Der Wohnungsmarkt ist eine Katastrophe. Immer mehr Leute geben die überteuerten Preise an ihre Untermieter weiter und verlangen auch sonst Unmenschliches.

Insbesondere junge Menschen suchen oft monate-, manchmal jahrelang vergeblich nach einer Wohnung oder einem WG-Zimmer Foto: Rupert Oberhäuser/imago

W ohnungsangebote zur Untermiete sehen heute so aus: 38 qm für 1.100 Euro. 90 qm für 2.300 Euro monatlich. 77 qm für 1.800 Euro. Mal sind sie auf vier Wochen befristet, mal auf wenige Monate. Wer jetzt argumentiert, das sei in Metropolen wie Berlin, Hamburg, München, Leipzig mittlerweile normal, dem seien noch „Angebote“ wie diese ans Herz gelegt: WG-Zimmer, 15 qm, 500 Euro.

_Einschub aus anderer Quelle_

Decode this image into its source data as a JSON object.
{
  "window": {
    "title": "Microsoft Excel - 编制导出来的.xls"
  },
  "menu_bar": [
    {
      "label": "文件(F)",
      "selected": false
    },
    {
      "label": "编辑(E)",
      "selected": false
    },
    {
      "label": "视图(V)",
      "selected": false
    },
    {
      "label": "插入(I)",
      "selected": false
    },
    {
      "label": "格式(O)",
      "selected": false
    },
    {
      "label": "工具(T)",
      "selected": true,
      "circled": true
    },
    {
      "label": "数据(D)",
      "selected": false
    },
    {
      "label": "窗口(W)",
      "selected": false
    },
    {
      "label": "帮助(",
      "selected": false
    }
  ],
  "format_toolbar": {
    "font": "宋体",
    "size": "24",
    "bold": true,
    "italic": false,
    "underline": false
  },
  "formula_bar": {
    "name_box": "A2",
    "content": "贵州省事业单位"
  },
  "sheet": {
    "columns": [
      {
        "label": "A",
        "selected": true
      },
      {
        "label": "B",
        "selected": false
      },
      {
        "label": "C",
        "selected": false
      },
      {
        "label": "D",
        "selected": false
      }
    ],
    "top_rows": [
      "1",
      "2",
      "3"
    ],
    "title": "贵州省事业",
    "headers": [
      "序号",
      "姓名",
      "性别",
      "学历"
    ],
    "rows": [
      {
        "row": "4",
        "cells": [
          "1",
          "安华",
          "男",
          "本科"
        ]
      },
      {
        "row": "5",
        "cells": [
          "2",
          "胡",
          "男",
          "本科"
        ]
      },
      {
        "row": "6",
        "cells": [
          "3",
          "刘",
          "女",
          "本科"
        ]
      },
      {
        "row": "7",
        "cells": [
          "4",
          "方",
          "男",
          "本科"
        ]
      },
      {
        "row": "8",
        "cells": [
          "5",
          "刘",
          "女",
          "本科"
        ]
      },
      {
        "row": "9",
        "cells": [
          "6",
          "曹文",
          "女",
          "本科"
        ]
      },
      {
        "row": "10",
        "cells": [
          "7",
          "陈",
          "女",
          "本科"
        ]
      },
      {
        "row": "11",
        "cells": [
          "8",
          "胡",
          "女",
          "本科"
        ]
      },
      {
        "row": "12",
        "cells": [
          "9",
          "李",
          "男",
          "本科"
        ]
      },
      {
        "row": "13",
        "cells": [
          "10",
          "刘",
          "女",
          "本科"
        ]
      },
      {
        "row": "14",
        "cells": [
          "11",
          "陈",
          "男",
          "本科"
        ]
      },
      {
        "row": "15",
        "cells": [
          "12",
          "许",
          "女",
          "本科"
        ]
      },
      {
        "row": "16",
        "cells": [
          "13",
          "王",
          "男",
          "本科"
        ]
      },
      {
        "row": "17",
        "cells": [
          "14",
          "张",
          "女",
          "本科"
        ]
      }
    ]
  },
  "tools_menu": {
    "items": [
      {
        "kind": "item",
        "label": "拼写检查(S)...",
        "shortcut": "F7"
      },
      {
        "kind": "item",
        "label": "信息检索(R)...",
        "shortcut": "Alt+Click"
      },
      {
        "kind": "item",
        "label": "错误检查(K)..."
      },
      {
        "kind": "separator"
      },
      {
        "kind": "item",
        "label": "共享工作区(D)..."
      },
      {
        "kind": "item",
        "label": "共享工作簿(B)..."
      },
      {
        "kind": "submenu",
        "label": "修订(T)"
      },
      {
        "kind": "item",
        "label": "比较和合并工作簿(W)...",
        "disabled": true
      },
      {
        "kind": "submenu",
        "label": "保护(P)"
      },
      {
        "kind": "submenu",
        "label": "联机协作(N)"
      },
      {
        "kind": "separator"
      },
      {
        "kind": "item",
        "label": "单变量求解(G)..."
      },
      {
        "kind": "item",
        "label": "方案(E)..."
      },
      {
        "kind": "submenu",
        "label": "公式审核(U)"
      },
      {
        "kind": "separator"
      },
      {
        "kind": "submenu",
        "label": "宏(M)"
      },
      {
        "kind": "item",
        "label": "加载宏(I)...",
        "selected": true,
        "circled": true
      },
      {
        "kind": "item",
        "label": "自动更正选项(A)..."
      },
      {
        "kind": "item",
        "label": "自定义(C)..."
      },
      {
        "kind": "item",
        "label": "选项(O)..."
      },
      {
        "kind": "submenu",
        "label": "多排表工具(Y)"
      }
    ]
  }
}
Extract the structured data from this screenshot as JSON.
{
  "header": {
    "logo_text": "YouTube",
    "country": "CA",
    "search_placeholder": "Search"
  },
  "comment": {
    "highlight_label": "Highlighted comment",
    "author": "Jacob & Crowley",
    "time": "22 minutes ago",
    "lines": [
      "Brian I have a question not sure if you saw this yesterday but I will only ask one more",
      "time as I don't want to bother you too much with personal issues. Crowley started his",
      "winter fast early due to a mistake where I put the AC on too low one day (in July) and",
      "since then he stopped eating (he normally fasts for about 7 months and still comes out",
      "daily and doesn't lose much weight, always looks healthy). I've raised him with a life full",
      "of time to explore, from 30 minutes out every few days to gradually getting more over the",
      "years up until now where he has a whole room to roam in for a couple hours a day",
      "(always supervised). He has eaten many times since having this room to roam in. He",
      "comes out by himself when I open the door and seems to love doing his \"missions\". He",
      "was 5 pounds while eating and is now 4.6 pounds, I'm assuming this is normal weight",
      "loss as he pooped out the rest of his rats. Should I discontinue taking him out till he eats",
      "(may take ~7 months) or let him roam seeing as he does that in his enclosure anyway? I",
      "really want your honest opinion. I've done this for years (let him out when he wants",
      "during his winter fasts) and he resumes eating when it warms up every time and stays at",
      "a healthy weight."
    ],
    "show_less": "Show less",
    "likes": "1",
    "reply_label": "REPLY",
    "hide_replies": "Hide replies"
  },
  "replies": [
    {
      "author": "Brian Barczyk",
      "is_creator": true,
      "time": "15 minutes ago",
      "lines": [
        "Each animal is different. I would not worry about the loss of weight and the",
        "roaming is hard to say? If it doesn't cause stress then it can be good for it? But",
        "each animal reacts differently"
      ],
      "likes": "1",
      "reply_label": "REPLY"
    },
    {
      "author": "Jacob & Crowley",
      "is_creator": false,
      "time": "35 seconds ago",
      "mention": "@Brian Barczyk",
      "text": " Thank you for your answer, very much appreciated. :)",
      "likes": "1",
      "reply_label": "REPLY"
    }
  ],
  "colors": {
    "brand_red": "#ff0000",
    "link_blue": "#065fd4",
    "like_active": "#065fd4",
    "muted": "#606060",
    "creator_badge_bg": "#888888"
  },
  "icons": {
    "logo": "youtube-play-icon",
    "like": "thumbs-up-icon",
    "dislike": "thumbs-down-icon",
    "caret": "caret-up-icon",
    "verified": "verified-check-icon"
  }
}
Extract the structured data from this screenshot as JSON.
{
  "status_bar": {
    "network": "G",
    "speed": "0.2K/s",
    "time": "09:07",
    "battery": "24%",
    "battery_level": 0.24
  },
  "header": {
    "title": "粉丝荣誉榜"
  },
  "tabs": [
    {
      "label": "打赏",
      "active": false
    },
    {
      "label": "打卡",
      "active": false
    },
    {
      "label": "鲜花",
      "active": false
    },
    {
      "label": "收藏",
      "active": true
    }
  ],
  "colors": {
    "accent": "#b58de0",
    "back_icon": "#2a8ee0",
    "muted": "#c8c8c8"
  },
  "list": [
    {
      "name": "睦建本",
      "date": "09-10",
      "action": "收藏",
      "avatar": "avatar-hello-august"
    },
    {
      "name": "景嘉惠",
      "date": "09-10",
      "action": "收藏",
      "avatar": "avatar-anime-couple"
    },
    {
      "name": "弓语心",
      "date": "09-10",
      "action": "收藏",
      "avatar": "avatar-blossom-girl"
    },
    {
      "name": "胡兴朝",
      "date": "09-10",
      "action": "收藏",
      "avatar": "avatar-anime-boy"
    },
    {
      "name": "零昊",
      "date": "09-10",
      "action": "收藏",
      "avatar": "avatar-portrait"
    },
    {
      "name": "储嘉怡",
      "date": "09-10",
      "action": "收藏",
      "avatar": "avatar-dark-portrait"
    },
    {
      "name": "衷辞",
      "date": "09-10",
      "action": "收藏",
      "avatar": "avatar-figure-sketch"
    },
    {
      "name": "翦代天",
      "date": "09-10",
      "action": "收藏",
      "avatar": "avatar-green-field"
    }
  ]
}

Aber nur für eine Person, die „pendelt und das Zimmer nur an ein paar Tagen pro Woche nutzt“.

Oder so was hier: 20 qm, Hinterhaus, schlicht eingerichtet, 640 Euro monatlich plus 3 Monatsmieten Kaution. Man sollte älter als 35 sein und nicht im Homeoffice arbeiten.

Es ist noch nicht so lange her, da wurden solche Offerten als unverschämt gebrandmarkt, vor zehn Jahren kostete ein WG-Zimmer in Berlin die Hälfte. Der Wohnungsmarkt ist völlig aus den Fugen geraten. Das ist allgemein bekannt, die Gründe sind es ebenso: Es mangelt an Wohnraum, gebaut wird viel zu wenig und zu teuer. Insbesondere junge Menschen suchen monate-, manchmal jahrelang vergeblich nach einer Wohnung oder einem WG-Zimmer.

Und jene Älteren, denen die Wohnung – nach Auszug der Kinder, nach einem Todesfall oder aus was für Gründen auch immer – zu groß geworden ist, können ihre Wohnung, in der sie schon lange und daher preisgünstiger leben, nicht gegen eine kleinere tauschen, weil diese inzwischen teurer ist als die große. Daher ist es lobenswert, dass sie untervermieten und damit Menschen in Not helfen. Und klar will jemand, der einen Teil seiner Wohnung zur Verfügung stellt, dafür Geld bekommen.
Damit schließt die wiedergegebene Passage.